Thomas, the 75-year-old father, was a code-breaker in the Royal Air Force. Both he and son Stuart are trained musicians as well. The code-breaking training contributed to the discovery of the meaning behind strange symbols hidden in the carvings of the arches.
“The music has been frozen in time by symbolism, it was only a matter of time before the symbolism began to thaw out and begin to make sense to scientific and musical perception.” Mitchell said on his Web site.
Their website details their project in cracking the musical Da Vinci code, a process that took them 27 years to achieve. Key in this discovery was 13 carved angel musicians in the stone of the chapel arch. Coinciding with these angels are 213 cubes carved that depict particular patterns.
“They are of such exquisite detail and so beautiful that we thought there must be a message here,” Mitchell told Reuters.

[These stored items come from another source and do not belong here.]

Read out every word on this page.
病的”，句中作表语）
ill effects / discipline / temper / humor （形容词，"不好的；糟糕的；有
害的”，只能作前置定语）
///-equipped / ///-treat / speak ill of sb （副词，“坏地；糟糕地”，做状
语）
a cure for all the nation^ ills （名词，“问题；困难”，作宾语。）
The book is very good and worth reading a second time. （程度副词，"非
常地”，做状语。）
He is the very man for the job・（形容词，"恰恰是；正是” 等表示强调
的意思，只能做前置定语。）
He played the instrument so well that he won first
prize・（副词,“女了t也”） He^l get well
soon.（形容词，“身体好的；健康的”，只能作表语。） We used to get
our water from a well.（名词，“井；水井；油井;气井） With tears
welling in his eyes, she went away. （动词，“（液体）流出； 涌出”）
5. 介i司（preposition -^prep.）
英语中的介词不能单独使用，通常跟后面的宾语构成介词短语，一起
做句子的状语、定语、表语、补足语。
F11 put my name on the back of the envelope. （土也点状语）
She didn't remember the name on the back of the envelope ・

Deciphering the patterns in the cubes and the angels as well as studying the history of the ancient musical system of Chladni led to the unlocking of the code. The patterns carved into the cubes matched a pitch in the Chladni to reveal a particular pitch which led to discovering this hidden melody. The Mitchells have called the piece The Rosslyn Motet and added words from a contemporary hymn to complete it.
The Stuarts arranged the Da Vinci musical composition that was performed in Scotland by the Tallis Chamber Choir.